La stigmatisation au quotidien
Selon Digne, dès qu’on a un parent atteint d’une maladie mentale « on ne vit plus ».Orpheline, cette femme a dû tout sacrifier pour s’occuper de sa mère. Que c’était épuisant de courir dernière elle, se rappelle-t-elle, sans oublier que ça coûtait beaucoup d’argent. « J’ai dû consacrer le peu d’économies qu’on avait à l’éducation de mes frères », raconte, cette aînée de la famille.
Elle se rappelle toujours comment à l’école elle ses frères étaient stigmatisés. On leur avait collé un nom spécifique : « Les enfants de la folle toute nue ». C’était très embarrassant de voir ma mère venir me voir à l’école toute nue. Mes camarades, tous des adolescents, se mettaient sur les fenêtres ».
Quant à Lucien, le cadet de la famille, la maladie de leur mère l’a profondément bouleversé : « Moi, je savais qu’elle était malade, mais je ne savais pas ce qu’elle avait. On n’avait eu aucune information. Aucune ! Tout le monde a laissé tomber ma mère. Personne ne l’a amenée à l’hôpital ».
La maladie a inexorablement détruit leur mère. Les enfants voyaient, impuissants, la santé leur maman se dégrader.
Y aura-t-il un jour une prise en charge des enfants des malades mentaux ?
A cause de l’anxiété, les enfants ne pouvaient pas se concentrer sur les études. L’environnement familial était insupportable. Ils étaient constamment angoissés. « Nous nous repliions sur nous-mêmes. La solitude et le silence étaient notre lot quotidien », raconte Lucien.

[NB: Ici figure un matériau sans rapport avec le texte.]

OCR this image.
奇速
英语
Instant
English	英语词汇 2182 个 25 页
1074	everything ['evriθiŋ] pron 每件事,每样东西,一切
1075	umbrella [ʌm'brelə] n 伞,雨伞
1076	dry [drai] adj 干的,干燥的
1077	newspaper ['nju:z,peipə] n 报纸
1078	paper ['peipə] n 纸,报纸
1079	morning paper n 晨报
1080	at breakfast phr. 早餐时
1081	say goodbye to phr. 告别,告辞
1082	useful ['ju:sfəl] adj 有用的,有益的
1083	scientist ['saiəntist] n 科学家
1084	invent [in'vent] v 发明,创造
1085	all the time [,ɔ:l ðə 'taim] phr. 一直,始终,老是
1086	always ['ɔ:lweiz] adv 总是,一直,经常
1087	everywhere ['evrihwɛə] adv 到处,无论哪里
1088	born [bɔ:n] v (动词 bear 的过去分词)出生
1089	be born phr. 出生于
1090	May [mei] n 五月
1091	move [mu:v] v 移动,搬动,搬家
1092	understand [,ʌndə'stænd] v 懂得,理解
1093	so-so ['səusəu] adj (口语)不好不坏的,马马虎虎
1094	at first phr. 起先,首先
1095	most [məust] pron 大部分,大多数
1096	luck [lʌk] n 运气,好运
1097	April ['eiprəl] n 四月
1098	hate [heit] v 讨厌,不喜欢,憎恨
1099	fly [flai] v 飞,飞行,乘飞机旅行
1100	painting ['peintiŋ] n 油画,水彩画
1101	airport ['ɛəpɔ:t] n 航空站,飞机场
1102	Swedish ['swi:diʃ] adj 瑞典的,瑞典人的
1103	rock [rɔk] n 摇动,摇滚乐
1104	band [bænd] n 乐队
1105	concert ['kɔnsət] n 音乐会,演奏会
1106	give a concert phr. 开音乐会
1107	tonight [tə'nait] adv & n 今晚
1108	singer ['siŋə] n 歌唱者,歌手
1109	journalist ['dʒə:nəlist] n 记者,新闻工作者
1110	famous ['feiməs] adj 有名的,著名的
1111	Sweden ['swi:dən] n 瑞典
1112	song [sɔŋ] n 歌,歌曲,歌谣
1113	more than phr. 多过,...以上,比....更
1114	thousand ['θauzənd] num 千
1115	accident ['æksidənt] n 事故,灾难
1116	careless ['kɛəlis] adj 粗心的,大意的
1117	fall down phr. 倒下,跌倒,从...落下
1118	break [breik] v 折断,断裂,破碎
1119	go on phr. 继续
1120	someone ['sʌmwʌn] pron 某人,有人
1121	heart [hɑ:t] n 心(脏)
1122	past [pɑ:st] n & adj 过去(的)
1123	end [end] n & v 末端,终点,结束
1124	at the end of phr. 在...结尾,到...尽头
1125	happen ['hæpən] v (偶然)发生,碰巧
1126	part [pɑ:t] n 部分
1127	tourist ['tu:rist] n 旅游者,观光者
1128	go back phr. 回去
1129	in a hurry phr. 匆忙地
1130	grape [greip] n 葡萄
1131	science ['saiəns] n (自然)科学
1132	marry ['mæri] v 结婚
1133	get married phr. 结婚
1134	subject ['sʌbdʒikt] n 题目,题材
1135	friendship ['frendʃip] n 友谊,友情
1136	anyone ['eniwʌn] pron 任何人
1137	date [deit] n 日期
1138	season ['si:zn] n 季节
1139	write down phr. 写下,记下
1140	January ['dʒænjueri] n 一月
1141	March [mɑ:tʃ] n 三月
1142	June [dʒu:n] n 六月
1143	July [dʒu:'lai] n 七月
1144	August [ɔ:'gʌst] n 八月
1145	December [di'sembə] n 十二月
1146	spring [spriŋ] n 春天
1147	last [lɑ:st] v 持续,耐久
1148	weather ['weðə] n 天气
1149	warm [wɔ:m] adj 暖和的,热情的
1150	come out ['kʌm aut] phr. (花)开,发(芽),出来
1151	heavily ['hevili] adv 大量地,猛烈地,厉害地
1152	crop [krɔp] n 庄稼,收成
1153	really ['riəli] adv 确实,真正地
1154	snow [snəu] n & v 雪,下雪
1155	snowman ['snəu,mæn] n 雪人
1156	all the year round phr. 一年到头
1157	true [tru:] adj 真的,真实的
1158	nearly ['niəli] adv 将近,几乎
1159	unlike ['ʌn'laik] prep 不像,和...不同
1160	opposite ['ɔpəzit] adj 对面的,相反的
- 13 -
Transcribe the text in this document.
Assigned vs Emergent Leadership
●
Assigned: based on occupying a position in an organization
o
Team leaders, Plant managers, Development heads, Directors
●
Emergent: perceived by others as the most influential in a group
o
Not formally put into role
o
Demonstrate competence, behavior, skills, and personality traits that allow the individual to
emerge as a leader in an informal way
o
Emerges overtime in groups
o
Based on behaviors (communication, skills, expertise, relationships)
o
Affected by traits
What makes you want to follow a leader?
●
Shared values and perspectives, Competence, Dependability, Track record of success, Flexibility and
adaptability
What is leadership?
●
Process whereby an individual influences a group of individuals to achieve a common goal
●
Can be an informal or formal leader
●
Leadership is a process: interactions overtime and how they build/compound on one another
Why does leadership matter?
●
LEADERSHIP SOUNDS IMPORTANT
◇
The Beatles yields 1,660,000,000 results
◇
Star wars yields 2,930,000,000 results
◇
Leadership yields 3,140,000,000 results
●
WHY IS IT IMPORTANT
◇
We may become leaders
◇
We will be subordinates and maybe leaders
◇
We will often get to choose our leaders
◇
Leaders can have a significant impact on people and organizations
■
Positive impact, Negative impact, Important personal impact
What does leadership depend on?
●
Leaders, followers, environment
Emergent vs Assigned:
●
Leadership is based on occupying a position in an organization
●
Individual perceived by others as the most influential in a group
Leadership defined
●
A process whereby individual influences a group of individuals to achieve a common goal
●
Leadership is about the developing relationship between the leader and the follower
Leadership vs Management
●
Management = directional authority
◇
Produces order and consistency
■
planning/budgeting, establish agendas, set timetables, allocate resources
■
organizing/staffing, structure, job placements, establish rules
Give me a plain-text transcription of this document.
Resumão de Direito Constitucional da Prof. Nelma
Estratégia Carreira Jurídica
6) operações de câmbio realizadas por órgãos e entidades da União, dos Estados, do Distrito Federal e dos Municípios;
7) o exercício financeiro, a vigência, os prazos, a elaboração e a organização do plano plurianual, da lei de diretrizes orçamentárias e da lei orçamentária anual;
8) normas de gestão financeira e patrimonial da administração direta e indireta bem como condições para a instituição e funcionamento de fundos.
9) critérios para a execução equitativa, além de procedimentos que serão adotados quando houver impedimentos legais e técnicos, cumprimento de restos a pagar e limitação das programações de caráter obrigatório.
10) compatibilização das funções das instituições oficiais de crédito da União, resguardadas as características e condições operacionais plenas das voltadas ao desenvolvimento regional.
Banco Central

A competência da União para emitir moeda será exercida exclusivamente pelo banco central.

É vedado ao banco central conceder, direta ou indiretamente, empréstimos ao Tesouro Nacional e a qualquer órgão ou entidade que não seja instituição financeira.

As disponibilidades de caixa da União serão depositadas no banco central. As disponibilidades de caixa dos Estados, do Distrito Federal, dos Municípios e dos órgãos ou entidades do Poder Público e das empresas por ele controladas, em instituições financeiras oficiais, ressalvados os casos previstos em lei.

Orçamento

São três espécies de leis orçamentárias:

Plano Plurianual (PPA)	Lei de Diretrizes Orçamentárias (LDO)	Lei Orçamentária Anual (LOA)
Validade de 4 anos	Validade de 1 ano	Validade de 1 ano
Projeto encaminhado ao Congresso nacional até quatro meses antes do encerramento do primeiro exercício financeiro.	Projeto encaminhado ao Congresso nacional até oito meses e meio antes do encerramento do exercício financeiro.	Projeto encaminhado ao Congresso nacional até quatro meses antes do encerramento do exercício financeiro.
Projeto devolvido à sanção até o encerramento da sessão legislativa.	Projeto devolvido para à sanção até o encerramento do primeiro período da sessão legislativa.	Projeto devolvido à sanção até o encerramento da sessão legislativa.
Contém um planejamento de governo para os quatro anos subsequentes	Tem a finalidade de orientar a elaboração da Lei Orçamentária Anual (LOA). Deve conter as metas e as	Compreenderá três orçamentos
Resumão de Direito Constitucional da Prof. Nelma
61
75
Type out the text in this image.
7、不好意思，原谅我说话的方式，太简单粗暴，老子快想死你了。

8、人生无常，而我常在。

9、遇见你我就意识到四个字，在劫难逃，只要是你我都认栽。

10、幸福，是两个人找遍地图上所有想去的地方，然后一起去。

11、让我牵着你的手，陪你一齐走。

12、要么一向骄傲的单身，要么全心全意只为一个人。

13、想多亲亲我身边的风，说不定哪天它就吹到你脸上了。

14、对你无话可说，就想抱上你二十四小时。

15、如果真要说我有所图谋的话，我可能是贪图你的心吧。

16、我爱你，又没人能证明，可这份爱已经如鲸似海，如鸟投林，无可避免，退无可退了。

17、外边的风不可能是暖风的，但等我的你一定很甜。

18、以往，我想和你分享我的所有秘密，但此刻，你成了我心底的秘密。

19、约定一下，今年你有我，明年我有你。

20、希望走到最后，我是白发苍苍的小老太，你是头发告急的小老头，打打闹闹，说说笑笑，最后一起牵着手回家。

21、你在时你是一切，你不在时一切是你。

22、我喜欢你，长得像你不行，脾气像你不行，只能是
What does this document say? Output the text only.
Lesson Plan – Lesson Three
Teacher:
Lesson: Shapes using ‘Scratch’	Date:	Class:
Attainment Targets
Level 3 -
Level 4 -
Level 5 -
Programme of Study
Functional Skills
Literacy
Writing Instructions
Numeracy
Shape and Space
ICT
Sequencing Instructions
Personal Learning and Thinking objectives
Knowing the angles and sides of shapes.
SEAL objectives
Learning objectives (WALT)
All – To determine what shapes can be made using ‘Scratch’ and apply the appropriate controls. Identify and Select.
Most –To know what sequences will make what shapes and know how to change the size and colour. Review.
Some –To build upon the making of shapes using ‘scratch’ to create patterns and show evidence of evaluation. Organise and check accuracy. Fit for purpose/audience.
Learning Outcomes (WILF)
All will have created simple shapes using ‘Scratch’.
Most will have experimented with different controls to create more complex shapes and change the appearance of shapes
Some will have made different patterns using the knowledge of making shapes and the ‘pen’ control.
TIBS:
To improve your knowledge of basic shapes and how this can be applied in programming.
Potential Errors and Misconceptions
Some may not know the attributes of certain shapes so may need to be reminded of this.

D’après Digne, plusieurs enfants des malades mentaux sont délaissés. Ils n’ont aucun accompagnement social alors qu’ils en ont vraiment besoin. La plupart de ces enfants sont stigmatisés par la société. « Ce sont des oubliés des oubliés », lâche-t-elle.
Difficile d’avoir une idée du nombre de personnes affectées par les maladies mentales au Burundi. Il paraît qu’ils sont rares ceux qui se rendent dans les centres de prise en charge psychologique ou psychiatrique. Ce qui laisse penser qu’il est urgent de définir une politique nationale claire et précise de prise en charge des malades mentaux et de leurs enfants.